Kreatika kali ini memuat dua puisi karya Ulil Hidayah Lubis. Kedua puisi gadis Mandailing Natal ini berjudul “Mencari Jejak Pulang” dan “Dia, Sahabat”. Puisi-puisi Ulil terjalin rapi dan indah dengan kata-kata yang terpilih dengan baik. Struktur kalimat yang tertata dengan komposisi yang cukup teratur memberi kesan emosi yang tenang terkendali. Enak dibaca apalagi dengan iringan musik yang lembut.
Karya sastra dapat menggugah hati pembaca karena pembaca merasa begitu dekat dengan karya sastra tersebut seolah merefleksikan kehidupannya. Hal ini tidaklah mengherankan karena karya sastra merupakan suatu representasi dari kehidupan manusia. Membaca karya sastra dapat menggerakkan hati pembaca atau mencerahkan pikiran pembaca. Karya sastra dihadirkan dalam ragam bahasa teks yang ditulis oleh pengarang dengan begitu hikmat sehingga tersajilah representasi suatu permasalahan pada masyarakat walau ada batas tertentu. Pembatasan hubungan sastra dan masyarakat biasanya bertolak dari frasa De Bonald bahwa “sastra adalah ungkapan perantara masyarakat” (literature is an expression of society). Karya sastra khususnya puisi tidak hanya sebagai ungkapan rasa penyair, namun dapat menjadi refleksi pikiran masyarakat (Sabrini, 2018).
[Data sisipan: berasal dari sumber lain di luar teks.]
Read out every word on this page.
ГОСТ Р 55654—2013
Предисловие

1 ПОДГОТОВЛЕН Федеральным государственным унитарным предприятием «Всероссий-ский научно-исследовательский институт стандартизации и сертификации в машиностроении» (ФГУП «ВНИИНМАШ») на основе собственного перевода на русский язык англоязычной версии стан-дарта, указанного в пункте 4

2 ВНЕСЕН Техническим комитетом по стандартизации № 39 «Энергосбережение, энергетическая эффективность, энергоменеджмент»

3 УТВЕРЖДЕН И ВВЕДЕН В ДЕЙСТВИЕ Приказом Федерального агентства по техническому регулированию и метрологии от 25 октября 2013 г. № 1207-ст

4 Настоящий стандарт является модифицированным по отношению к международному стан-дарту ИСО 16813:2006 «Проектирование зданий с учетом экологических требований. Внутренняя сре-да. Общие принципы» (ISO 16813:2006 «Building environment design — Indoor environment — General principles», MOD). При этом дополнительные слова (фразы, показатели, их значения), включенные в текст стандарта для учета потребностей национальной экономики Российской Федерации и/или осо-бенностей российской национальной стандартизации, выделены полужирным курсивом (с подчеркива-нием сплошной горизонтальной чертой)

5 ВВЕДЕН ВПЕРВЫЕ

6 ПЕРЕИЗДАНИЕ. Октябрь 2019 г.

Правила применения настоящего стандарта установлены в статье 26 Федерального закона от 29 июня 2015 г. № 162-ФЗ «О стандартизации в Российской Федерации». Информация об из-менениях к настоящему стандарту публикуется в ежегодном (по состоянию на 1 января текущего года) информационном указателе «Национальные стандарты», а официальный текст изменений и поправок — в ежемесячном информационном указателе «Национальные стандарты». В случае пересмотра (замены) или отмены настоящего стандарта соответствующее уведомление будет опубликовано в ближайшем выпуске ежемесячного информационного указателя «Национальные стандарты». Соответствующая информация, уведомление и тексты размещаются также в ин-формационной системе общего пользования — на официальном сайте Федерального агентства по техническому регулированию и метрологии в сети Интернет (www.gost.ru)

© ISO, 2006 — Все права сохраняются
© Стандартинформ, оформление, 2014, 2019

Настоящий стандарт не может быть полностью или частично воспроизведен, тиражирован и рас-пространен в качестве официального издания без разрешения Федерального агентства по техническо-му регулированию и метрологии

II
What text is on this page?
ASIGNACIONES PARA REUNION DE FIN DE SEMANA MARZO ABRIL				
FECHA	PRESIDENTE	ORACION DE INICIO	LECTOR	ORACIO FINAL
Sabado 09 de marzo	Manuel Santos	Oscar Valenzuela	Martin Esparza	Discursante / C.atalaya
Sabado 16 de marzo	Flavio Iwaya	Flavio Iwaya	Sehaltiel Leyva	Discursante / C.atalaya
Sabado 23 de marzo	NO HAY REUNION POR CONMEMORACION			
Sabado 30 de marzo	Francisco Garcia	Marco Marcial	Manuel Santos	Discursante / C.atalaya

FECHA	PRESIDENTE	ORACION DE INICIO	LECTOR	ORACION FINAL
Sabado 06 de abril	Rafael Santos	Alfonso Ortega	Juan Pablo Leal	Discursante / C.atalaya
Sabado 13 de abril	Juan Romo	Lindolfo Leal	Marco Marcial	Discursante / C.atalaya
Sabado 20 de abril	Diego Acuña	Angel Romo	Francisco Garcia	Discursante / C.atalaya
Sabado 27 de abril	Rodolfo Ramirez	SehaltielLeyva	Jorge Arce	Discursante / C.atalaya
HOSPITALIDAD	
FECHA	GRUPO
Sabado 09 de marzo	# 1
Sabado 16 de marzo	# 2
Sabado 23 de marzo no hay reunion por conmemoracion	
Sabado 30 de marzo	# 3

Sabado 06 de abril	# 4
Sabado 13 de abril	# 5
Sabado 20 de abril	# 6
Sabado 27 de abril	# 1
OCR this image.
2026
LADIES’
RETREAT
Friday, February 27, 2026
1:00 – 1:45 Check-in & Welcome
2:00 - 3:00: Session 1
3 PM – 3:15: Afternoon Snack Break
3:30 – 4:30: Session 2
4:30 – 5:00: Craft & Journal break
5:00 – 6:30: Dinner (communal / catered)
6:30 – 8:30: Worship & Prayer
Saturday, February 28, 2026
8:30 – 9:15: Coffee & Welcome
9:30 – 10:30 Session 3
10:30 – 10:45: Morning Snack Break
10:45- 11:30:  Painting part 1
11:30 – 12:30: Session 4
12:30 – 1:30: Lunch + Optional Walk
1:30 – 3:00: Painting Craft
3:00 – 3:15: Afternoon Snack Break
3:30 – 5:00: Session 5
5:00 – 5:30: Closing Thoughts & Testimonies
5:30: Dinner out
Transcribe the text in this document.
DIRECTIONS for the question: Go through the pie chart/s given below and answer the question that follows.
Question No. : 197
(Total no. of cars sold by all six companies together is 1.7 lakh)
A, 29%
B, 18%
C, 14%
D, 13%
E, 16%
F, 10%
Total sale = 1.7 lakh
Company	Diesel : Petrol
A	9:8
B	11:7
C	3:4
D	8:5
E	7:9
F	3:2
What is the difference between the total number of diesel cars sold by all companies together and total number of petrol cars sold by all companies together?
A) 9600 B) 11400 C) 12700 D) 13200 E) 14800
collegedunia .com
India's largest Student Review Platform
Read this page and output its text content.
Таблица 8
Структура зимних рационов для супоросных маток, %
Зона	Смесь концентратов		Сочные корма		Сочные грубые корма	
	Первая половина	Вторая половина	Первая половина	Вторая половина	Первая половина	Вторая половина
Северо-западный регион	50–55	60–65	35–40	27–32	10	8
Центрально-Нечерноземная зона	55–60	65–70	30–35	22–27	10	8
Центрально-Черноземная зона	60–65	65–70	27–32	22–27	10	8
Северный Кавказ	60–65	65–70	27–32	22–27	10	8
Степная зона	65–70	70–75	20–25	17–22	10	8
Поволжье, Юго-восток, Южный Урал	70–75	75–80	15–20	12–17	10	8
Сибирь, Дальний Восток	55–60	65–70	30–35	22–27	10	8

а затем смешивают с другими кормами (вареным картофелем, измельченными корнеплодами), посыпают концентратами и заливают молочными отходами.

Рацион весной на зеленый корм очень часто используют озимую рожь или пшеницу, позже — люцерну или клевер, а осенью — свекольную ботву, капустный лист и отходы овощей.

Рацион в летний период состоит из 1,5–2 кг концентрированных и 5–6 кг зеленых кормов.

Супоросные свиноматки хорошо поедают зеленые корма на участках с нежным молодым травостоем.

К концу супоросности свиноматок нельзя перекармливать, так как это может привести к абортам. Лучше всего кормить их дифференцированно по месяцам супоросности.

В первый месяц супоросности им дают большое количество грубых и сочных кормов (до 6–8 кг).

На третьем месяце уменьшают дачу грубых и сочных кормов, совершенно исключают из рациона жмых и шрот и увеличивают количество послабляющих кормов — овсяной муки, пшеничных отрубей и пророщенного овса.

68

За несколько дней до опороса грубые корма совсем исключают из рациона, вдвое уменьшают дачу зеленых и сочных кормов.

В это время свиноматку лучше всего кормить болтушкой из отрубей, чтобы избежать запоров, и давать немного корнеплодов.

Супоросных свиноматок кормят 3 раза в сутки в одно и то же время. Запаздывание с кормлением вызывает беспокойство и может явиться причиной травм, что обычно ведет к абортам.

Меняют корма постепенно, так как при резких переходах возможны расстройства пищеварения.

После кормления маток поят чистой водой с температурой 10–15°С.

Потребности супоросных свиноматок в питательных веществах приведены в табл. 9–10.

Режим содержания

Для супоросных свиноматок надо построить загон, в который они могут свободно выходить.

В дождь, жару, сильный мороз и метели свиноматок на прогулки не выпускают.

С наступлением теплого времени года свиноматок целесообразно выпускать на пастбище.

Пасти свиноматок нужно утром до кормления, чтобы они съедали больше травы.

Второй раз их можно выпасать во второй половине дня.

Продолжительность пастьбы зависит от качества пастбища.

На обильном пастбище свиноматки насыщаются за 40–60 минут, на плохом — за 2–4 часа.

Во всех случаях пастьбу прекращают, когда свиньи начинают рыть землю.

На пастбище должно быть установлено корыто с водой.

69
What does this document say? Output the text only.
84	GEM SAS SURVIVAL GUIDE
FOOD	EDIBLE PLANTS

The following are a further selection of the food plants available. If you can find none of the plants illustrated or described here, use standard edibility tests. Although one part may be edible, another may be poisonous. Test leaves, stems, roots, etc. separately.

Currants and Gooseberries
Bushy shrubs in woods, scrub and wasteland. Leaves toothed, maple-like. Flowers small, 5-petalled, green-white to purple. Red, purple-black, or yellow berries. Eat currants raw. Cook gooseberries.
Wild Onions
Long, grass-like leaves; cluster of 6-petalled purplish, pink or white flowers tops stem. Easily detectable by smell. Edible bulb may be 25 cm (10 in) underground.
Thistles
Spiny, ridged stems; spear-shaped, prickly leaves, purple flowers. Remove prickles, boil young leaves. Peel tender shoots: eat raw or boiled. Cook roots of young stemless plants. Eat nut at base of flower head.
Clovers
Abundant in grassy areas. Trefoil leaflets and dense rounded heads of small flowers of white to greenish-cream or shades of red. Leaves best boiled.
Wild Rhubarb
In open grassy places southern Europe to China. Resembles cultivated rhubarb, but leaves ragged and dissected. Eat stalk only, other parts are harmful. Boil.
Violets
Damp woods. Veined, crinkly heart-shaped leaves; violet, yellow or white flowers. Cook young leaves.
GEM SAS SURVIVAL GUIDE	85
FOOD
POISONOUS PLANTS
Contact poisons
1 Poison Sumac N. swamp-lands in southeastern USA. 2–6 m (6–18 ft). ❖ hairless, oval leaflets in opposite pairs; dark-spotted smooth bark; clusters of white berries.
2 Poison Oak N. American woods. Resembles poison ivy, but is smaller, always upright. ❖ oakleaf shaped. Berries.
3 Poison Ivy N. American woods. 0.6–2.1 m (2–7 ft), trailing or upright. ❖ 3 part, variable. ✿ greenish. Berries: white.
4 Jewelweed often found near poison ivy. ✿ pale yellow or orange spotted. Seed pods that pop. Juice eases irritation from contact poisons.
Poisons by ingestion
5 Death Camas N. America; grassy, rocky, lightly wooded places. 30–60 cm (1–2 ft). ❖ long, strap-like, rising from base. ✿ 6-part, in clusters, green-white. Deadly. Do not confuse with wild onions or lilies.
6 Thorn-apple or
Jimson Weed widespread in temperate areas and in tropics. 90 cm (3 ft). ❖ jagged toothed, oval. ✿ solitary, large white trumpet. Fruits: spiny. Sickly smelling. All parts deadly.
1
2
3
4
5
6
Puisi Ulil yang pertama, “Mencari Jejak Pulang”, bertutur tentang seseorang yang terpuruk dalam perasaan hampa dengan kenangan tentang hari lalu indah namun menimbulkan efek sesak di dada karena waktu yang telah lampau tersebut tentu tak akan terulang dengan peristiwa yang sama. Misalnya peristiwa main hujan di masa kecil yang riuh dalam deru gemericik hujan dan aroma petrikor yang menyeruakkan suasana ceria membahagiakan penuh gelak tawa dan kebandelan kanak-kanak yang tidak cemas esok hari akan didera demam. Orang-orang dewasa yang kehidupannya telah dijejali hal-hal serius seperti tanggung jawab atas pekerjaan rutin dan tugas mencari nafkah sangat merindukan momen-momen lepas menikmati canda alam raya bergerak bebas berteriak lepas tanpa belenggu aturan ini boleh ini tidak boleh.
Rutinitas dan emban tanggung jawab orang dewasa kadang menyebabkan perasaan menjadi jemu seperti berada di lautan sabana, hanya hamparan padang rumput luas seolah tak bertepi. Pikiran risau akan menimbulkan kebuntuan depresif, mematikan jiwa kreatif yang pernah subur pada masa kanak-kanak. Ulil menulis, ‘Kenangan, oh kenangan/ kau begitu kurindukan/ kisah dewasaku sangat membosankan/ kembalilah pada dekapan.’ Banyak orang yang ingin kembali pada masa kecil yang bahagia, hari-hari hanya berisi main, main, dan main tanpa harus memikirkan persoalan-persoalan berat yang memusingkan kepala dan menaikkan tekanan darah.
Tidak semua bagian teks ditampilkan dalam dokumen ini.